The current national debate proves one thing: Policymakers know how to spend our money, but they have no idea how to invest it.
Part of the Highway Trust Fund is dedicated to funding mass transit despite that transit has proven anything but a success in terms of cost-effectiveness or its ability to get cars off the road. We spend billions, for example, on light-rail projects that very few people use. Even when the highway funds are actually spent on roads, Congress finds a way to earmark money for useless projects like the "bridge to nowhere" in Alaska. Not surprisingly, Senator Ted Stevens (R-Alaska) is one of those calling for the tax increase.
State policymakers also bear responsibility. After all, every state has its own fuel tax, supposedly dedicated to road construction and maintenance.
Until policymakers prove themselves more responsible with the money we already make available to them, tax increases will not improve driver safety.
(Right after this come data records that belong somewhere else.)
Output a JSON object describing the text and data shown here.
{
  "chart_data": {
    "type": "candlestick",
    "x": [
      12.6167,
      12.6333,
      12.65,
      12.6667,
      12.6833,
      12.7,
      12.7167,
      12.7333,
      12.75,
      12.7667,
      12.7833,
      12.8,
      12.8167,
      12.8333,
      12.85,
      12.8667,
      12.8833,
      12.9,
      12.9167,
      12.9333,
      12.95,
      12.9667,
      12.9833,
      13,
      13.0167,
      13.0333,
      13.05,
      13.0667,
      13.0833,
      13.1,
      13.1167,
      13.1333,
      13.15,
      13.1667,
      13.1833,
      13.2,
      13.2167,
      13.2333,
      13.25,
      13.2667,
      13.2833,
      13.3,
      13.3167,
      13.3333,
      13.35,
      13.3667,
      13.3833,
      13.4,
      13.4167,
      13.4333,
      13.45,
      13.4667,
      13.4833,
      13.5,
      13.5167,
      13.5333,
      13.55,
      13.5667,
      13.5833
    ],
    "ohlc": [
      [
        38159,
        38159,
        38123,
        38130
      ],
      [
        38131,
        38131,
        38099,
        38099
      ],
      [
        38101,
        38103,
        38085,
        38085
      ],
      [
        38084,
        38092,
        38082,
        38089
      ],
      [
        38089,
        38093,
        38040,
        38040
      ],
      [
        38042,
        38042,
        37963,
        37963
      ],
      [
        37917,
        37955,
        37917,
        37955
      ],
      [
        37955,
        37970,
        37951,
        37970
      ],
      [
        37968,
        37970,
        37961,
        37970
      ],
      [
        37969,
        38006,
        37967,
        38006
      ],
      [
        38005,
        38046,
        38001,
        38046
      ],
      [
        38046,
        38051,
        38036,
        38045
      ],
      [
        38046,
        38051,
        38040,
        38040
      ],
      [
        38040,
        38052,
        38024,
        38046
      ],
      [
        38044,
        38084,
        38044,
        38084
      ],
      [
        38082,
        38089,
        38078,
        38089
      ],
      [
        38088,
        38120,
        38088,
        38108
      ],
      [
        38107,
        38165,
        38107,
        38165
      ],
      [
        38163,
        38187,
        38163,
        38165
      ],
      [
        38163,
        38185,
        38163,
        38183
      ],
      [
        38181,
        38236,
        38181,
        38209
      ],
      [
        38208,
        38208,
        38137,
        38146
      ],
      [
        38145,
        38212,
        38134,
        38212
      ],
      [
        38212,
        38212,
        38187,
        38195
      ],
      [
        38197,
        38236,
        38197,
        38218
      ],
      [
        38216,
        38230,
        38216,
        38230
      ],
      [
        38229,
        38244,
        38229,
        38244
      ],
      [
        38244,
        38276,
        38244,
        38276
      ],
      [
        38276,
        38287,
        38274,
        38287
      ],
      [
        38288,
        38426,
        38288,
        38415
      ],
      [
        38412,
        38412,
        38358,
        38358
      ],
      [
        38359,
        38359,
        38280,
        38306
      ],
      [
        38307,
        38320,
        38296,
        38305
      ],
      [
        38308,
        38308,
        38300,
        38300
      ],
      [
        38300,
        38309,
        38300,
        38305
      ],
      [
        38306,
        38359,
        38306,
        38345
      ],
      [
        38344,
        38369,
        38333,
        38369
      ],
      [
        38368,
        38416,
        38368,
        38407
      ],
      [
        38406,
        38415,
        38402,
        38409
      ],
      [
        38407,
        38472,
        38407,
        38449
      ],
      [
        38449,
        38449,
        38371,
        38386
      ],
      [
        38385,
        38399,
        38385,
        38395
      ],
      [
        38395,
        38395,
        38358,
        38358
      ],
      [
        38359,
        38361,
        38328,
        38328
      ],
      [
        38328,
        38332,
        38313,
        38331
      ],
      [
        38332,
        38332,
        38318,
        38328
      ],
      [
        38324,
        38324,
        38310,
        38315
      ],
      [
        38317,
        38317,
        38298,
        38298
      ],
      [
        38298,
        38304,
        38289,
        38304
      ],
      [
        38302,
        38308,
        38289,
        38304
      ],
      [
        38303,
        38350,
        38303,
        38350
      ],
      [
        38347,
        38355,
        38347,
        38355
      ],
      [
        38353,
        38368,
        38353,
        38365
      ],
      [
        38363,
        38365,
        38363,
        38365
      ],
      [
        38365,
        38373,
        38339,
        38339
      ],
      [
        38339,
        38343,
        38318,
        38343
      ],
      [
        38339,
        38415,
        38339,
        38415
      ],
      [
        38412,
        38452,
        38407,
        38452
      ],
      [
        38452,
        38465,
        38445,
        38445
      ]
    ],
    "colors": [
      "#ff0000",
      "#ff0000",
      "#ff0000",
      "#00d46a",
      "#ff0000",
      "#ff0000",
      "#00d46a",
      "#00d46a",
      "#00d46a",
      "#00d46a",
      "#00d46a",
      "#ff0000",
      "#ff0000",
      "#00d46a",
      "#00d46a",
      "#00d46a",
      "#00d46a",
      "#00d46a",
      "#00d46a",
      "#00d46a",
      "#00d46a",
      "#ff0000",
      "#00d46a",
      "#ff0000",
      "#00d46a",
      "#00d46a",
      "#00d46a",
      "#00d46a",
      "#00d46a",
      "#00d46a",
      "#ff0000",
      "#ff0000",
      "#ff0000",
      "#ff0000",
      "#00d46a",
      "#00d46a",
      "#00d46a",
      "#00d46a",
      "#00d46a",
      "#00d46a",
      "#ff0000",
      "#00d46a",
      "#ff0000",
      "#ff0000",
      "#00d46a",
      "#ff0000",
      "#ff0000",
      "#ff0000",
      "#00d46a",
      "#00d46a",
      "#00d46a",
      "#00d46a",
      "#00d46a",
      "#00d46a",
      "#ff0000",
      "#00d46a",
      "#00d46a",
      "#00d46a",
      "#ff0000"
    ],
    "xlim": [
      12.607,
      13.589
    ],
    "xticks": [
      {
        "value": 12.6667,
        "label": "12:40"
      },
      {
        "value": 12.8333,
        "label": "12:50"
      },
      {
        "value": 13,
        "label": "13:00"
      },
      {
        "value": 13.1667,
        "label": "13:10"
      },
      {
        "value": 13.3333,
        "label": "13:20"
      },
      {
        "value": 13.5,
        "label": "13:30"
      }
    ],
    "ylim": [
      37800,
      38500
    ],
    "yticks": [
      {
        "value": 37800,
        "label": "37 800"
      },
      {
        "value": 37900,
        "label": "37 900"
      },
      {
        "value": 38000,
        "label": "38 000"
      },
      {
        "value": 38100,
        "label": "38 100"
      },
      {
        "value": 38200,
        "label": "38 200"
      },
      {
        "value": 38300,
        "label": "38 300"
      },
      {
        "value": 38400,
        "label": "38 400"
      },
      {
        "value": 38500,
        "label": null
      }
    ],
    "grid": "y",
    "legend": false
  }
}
The endless array of pork-barrel projects funded by todays gas tax revenues makes it obvious that money is not the problem; priority-setting is. If they act with more prudence, state and federal governments can keep bridges standing without a tax increase.
The Minnesota bridge collapse is a tragedy. But it should not be used as an excuse by spendthrift policymakers to ask for more money. Hand more revenue over and hope they get it right this time? No thank you.